Besides the financial sector, the real estate business may also face the heat due to the ongoing crisis in NBFC sector, triggered by IL&FS default.
“As on March 2018, NBFC’s exposure towards real estate is 7.5 per cent accounting for Rs 1.65 lakh crore,” real estate consultant Anarock Capital MD & CEO Shobhit Agarwal told PTI . “Post the banking systems freeze on real estate funding due to rising non-performing assets, NBFCs and HFCs are the sole source of funds for the cash-strapped developers,” he said.
The NBFC crisis needs to be resolved as soon as possible or the real estate sector’s much-anticipated recovery will be postponed by a couple of quarters, Agarwal said. Now, NBFCs are struggling and their loan disbursals to developers have slowed down significantly, he said.
The repayment burden is about 1.2 lakh crore (USD 16.3 billion) of commercial paper in October-December, near a record 1.46 lakh crore in August-October, according to available data.

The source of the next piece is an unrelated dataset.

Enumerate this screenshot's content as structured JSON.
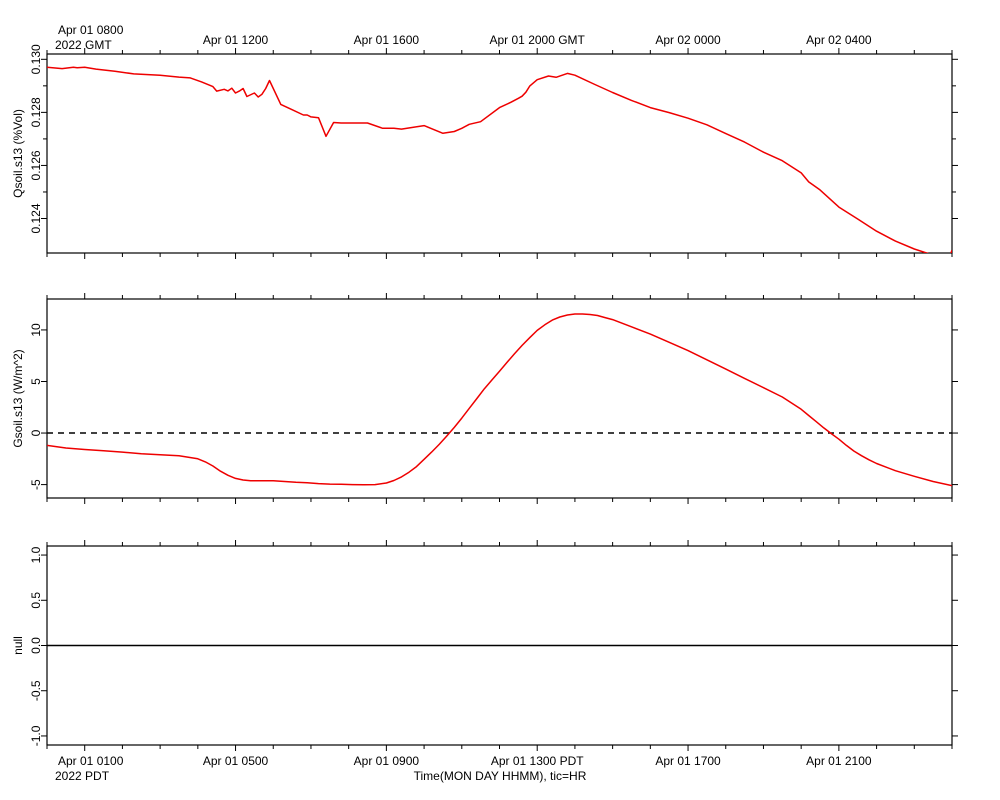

The consultant quoting Credit Suisse report said NBFCs and Housing Finance Companies (HFCs) have played a major role in credit supply in recent years, accounting for nearly 25-35 per cent of incremental overall credit.
While bank credit growth in the last two years averaged at a mere seven per cent, a strong 20 per cent-plus growth in NBFC credit aided overall credit expansion beyond 10 per cent.
“Despite residential sales gradually picking up q-o-q, they are nowhere near their peak levels. With substantial number of residential projects running behind schedule, the crisis could further exacerbate liquidity woes and impact project delivery time lines even more,” Agarwal said.
As per Anarock data, more than 5.75 lakh residential units are running behind schedule across the top 7 cities since their launch in 2013 or before.